I returned my attention to Ernie. “Where’s Ming?”

“Who?” Ernie said.

“The Chinese guy I went to Mia-ri with. What happened to him?”

Ernie looked puzzled. “According to the KNP report, they found you alone, face down on the main drag of Mia-ri, passed out. At first they thought you were just drunk and then they saw the blood.”

“Nice of them to be so observant.”

“They called the MPs, who called an ambulance, and they carted you back here.”

I sat up. “What time is it?”

“Zero nine hundred,” Ernie said.

“How long have I been here?”

“Since just after curfew.”

“That long? And what took you so long to get here?”

“Nobody told me about it until I walked into the office this morning.”

Normally, the MPs would’ve found Ernie whether he was in the barracks or out in the ville to tell him his partner was in the hospital. Apparently they were still pissed about Dexter being locked up.
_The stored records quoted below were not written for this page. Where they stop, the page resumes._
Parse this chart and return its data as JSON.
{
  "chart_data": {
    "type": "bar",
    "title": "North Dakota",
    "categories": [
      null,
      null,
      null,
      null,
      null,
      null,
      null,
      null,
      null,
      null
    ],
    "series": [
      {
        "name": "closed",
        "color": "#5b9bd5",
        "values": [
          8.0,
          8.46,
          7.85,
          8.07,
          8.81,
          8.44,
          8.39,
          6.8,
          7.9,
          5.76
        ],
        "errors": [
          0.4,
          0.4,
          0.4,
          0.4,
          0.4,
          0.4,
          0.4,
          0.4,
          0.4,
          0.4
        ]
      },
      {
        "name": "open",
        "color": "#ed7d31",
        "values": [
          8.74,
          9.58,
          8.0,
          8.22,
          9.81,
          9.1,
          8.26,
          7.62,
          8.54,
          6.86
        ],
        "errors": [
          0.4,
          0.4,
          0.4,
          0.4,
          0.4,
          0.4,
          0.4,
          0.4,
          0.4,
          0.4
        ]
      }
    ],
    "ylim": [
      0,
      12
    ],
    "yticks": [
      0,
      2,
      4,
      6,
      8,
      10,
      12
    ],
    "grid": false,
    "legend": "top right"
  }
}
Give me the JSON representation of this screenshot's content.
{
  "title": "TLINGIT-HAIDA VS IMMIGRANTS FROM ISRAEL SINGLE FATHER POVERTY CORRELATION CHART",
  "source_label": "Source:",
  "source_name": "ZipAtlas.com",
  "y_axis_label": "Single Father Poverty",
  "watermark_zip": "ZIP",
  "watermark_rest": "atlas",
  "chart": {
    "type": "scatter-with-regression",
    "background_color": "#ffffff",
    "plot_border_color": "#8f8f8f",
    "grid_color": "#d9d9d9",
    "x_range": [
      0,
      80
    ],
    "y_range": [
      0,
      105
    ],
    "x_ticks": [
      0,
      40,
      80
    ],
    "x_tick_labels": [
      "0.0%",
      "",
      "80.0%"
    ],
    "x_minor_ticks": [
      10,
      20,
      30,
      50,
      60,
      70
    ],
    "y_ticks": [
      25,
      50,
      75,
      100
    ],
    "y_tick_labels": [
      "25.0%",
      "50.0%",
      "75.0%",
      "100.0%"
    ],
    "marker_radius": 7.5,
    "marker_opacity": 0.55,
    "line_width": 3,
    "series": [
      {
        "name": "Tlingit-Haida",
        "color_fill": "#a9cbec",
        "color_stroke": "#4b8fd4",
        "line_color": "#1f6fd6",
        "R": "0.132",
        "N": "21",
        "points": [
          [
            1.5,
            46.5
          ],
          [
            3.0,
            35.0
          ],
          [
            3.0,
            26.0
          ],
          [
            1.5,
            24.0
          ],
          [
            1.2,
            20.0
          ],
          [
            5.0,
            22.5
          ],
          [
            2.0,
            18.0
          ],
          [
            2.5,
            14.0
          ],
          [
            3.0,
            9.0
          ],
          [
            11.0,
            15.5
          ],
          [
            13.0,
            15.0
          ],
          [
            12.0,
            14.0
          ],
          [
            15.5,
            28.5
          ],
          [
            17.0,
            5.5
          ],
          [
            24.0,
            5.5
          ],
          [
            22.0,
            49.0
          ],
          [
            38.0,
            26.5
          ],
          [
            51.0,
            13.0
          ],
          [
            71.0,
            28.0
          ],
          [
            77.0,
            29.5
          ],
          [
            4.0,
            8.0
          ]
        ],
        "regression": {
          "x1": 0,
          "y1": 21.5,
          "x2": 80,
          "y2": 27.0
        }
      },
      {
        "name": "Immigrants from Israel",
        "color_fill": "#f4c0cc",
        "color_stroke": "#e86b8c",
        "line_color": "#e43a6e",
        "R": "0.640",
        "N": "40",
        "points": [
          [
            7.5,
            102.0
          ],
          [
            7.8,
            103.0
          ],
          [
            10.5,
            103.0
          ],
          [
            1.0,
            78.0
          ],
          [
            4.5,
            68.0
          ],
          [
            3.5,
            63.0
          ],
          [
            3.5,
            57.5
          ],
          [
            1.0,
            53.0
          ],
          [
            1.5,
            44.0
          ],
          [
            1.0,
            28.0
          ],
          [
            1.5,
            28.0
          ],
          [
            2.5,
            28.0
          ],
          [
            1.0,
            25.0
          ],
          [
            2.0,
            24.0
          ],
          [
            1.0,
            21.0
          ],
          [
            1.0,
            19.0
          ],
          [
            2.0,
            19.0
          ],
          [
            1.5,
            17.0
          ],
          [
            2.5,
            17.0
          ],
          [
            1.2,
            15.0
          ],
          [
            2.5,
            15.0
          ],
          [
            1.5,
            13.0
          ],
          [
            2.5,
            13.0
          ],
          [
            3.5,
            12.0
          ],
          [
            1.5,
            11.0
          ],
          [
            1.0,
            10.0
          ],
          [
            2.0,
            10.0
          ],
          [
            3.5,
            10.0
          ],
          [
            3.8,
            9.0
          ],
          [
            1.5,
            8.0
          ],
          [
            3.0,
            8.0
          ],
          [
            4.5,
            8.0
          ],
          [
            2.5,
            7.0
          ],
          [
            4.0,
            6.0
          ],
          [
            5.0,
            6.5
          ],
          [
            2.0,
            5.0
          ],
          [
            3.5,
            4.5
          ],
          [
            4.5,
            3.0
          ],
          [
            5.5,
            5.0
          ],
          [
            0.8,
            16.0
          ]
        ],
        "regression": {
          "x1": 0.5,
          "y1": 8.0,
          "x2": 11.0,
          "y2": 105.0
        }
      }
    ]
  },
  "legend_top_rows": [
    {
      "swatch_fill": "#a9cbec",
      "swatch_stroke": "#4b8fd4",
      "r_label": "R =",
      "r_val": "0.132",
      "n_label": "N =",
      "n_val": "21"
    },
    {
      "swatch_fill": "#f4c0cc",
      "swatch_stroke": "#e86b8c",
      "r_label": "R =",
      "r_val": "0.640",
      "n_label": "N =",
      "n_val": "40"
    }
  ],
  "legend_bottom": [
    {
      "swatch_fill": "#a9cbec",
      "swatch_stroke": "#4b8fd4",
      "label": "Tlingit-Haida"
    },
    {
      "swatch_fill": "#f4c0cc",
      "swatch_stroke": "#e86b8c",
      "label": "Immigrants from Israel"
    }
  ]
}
I tossed the sheet back and started to slide out of bed.

“What do you think you’re doing?”

“We gotta talk to Strange.”

“Strange? What’d they knock your pervert screw loose?”

“No. Last night, I learned about a file, a secret file containing claims against Eighth Army that have been suppressed, claims that were never processed.”

“Wait a minute.” Ernie placed his hand on my shoulder. “You better stay put. Let me talk to the doctor.”

“To hell with the doctor.”

The morning rounds in a big over-crowded military hospital could take hours. I stood up, the soles of my feet cold on the tile floor. I stepped toward the open closet where I saw my clothes hanging, and when I was about halfway to my destination, an earthquake must’ve hit. The floor rolled, and I remember thinking
this was strange because Korea doesn’t have many earthquakes and then the room grew dim, and the lights popped out, and the next thing I knew I was diving through the eternal ether. Everything was dark. Very dark.

Strange sat with both elbows on a Formica covered table in the 8th Army snack bar. A black plastic holder with an unlit cigarette dangled between his thin lips. Cruelly bloodshot red orbs bulged behind his green-tinted shades.

“Had any strange lately?” he asked.

“Can it, Strange,” Ernie told him. “We’re here on important business.”

“The name’s Harvey.”

“Okay, Harvey. You heard my partner’s question. Now answer it.”

The doctor at the 121 had held me a couple more hours for observation, but in the end he decided I had not received a serious concussion and had probably only been dizzy because of blood loss. He told me to take it easy for the next few days, to drink a lot of fluids, and to refrain from heavy lifting. If I experienced any pain aspirin couldn’t help, I was to report immediately to sick call.

“They need the bed,” Ernie told me as we walked out of the hospital.

Military doctors aren’t worried about being sued, and they figure most of us healthy young GIs are about as rugged as plastic soldiers anyway. We take a beating and keep on ticking. I was stiff and sore but otherwise functioning.